The use of isometrics in this case was a very important aspect. As stated by Liebenson (1996) in Leon Chaitow's Muscle Energy Techniques book pages 5 and 6, "the benefits of, and the mechanisms involved in, use of muscle energy technique (which he terms ‘manual resistance techniques', or MRT): Two aspects to MRT [i.e. MET by another name] are their ability to relax an overactive muscle and enhance the stretch of a shortened muscle and its associated fascia. There are two fundamental neurophysiological principles that account for the neuromuscular inhibition that occurs during the application of these techniques. The first is post contraction inhibition [also known as post isometric relaxation or PIR], which state that after a muscle is contracted, it is automatically in a relaxed state for a brief, latent, period. The second is reciprocal inhibition (RI) which states that when one muscle is contracted its antagonist is automatically inhibited."

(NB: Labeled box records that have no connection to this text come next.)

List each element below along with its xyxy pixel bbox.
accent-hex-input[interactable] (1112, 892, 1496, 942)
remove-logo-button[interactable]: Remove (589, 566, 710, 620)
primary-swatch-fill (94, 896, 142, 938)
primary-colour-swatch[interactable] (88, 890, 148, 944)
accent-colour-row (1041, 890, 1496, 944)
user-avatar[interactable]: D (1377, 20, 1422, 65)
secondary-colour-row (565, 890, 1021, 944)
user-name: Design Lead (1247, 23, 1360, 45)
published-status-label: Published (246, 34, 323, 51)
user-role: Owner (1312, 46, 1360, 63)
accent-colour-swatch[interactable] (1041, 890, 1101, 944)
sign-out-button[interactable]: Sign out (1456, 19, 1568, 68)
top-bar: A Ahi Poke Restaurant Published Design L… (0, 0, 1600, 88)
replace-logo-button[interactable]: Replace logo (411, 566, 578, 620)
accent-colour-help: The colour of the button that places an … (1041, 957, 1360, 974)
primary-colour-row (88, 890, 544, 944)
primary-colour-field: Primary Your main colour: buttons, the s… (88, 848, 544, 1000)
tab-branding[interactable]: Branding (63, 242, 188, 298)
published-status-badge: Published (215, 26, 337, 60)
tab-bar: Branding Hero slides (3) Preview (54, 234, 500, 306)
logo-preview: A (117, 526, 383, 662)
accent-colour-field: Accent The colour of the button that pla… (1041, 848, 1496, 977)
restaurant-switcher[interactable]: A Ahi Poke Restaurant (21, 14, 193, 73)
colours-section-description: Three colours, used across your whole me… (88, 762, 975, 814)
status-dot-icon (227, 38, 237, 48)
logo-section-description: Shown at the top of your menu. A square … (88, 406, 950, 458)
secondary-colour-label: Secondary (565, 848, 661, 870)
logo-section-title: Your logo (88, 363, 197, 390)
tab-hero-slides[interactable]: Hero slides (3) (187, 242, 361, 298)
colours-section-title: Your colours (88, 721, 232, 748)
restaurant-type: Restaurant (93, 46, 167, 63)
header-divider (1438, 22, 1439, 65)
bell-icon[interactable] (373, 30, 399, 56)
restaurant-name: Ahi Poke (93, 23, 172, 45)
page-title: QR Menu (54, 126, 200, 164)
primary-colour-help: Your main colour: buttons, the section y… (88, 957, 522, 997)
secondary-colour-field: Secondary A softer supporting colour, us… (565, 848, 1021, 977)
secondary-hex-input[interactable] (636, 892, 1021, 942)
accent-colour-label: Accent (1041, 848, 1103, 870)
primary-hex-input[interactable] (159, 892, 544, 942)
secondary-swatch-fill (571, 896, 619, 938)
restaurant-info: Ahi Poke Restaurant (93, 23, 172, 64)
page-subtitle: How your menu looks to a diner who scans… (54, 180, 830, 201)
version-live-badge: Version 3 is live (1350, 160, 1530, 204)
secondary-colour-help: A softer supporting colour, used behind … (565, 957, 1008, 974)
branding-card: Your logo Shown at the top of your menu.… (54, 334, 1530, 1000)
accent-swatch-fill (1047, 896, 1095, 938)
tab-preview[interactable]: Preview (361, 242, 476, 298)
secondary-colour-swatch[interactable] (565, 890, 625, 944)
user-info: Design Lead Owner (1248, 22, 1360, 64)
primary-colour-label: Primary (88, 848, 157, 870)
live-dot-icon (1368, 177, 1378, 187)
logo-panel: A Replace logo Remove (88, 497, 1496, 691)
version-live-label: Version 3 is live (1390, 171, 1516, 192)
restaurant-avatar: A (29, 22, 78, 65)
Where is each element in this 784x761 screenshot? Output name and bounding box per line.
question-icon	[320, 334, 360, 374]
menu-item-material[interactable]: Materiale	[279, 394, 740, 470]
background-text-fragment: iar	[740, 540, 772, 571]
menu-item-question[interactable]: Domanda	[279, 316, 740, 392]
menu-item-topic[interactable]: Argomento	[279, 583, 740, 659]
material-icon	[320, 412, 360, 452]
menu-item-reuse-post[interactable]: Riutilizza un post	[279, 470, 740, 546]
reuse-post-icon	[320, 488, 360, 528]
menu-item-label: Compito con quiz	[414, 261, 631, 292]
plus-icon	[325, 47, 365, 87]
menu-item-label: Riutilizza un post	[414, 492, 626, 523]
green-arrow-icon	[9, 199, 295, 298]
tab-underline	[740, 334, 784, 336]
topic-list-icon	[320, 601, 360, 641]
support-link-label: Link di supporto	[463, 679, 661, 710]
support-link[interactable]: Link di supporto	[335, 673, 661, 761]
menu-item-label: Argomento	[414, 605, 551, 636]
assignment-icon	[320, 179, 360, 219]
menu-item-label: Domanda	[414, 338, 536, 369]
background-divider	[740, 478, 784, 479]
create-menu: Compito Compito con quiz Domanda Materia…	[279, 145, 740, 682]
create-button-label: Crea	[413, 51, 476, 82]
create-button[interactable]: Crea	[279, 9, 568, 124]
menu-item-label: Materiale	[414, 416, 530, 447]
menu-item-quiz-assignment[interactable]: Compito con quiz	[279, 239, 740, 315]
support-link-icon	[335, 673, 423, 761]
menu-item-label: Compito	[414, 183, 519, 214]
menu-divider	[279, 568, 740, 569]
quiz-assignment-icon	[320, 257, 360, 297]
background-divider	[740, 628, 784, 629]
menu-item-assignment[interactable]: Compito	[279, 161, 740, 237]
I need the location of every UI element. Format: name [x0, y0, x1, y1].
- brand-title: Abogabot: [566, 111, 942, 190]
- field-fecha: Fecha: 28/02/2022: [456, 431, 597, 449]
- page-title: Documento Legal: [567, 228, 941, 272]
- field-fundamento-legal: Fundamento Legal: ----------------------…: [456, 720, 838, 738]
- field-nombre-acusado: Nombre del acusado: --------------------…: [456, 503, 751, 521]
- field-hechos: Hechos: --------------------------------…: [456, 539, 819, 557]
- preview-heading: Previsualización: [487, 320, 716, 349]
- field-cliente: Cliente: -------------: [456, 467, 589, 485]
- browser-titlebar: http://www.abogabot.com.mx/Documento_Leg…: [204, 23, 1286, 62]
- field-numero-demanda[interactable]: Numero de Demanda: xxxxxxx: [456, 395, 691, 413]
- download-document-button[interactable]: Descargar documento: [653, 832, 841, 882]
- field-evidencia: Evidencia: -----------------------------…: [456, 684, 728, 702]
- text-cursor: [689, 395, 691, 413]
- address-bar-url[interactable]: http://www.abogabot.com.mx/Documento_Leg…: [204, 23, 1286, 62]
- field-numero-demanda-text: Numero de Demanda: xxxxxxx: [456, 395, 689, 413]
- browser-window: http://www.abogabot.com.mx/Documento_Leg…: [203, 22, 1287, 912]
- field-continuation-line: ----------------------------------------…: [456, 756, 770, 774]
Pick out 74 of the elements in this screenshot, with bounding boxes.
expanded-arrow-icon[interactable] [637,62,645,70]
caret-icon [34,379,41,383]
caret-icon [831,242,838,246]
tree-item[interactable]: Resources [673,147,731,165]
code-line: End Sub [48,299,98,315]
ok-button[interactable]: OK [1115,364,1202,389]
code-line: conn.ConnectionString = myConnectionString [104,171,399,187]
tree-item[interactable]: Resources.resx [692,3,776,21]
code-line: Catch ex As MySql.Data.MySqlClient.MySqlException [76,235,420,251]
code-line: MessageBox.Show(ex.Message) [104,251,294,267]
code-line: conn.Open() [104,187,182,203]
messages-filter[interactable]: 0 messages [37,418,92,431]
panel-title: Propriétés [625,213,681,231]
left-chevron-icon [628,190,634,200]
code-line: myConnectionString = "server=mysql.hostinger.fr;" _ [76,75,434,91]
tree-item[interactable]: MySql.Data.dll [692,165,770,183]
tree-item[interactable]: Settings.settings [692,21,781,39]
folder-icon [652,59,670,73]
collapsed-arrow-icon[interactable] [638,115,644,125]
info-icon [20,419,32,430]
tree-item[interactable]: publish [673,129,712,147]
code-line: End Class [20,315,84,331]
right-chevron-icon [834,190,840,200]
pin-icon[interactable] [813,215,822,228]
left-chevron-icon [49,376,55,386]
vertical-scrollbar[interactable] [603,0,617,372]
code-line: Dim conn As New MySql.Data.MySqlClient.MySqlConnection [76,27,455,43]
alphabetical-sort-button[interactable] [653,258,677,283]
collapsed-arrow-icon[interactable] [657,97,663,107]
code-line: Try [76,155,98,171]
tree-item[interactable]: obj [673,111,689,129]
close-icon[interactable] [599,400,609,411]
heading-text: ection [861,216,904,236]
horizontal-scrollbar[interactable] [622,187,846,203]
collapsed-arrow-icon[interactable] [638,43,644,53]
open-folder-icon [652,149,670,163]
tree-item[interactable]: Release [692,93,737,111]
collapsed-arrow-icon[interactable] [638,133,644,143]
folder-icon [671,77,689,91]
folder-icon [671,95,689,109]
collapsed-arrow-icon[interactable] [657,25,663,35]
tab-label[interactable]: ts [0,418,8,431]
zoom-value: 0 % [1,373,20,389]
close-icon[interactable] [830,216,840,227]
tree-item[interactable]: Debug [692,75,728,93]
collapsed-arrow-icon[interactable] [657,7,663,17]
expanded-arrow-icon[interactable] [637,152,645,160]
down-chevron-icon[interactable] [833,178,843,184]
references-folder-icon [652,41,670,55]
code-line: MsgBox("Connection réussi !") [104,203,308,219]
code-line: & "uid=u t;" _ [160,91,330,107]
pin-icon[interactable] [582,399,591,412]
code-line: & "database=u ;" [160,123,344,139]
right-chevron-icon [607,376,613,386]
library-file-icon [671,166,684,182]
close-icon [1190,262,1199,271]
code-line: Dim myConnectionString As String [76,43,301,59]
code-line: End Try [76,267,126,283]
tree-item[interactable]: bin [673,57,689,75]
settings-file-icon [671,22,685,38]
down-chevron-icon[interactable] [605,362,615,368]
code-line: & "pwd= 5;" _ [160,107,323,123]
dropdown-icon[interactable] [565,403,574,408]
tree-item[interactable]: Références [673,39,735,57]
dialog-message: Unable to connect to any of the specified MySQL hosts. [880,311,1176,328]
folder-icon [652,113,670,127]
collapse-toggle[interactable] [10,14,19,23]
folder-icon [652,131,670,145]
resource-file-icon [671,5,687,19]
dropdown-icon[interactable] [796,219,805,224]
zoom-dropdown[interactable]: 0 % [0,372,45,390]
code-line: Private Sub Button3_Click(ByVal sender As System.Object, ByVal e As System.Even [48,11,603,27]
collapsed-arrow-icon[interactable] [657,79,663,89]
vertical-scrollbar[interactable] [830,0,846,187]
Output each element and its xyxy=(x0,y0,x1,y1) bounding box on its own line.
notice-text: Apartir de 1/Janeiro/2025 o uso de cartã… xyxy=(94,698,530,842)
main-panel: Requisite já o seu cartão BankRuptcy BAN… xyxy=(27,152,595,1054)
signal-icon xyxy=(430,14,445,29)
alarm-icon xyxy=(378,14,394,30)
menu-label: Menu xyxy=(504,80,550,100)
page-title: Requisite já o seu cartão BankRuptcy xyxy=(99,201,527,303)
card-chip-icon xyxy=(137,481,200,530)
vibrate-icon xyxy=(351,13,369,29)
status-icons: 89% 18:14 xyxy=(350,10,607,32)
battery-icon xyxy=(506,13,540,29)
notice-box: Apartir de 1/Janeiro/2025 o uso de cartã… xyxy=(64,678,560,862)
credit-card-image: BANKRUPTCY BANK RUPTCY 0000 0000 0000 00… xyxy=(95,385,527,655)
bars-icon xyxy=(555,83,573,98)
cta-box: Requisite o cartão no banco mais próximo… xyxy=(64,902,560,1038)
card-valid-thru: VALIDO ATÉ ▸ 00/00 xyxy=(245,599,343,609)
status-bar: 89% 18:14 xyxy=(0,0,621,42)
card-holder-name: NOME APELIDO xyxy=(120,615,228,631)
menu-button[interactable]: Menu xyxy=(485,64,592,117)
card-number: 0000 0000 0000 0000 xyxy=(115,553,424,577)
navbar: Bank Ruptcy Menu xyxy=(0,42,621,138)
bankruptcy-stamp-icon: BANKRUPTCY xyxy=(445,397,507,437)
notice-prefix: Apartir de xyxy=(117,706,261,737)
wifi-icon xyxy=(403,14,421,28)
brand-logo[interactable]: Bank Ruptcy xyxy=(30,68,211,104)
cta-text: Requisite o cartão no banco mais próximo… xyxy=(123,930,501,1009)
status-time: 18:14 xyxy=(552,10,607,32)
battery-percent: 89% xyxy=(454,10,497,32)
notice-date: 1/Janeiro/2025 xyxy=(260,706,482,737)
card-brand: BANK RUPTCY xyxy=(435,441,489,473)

I love the application of isometrics because it seemingly just helps melt any over contracted muscle. It is one of my standard tools in my tool box. Tattoo artists are not alone in this "bent over, curved position" staring at clients all day. There are nail techs, office workers, orthodontics, and of course, massage therapists just to name a few, who are probably experiencing the same kind of discomfort from their working posture. So to all of the above, I recommend seeking the appropriate treatment to help correct postural imbalances and most important, change your habits both during and after working to eliminate the anterior forward roll of the shoulder and possible entrapment by a known villain pectoralis minor.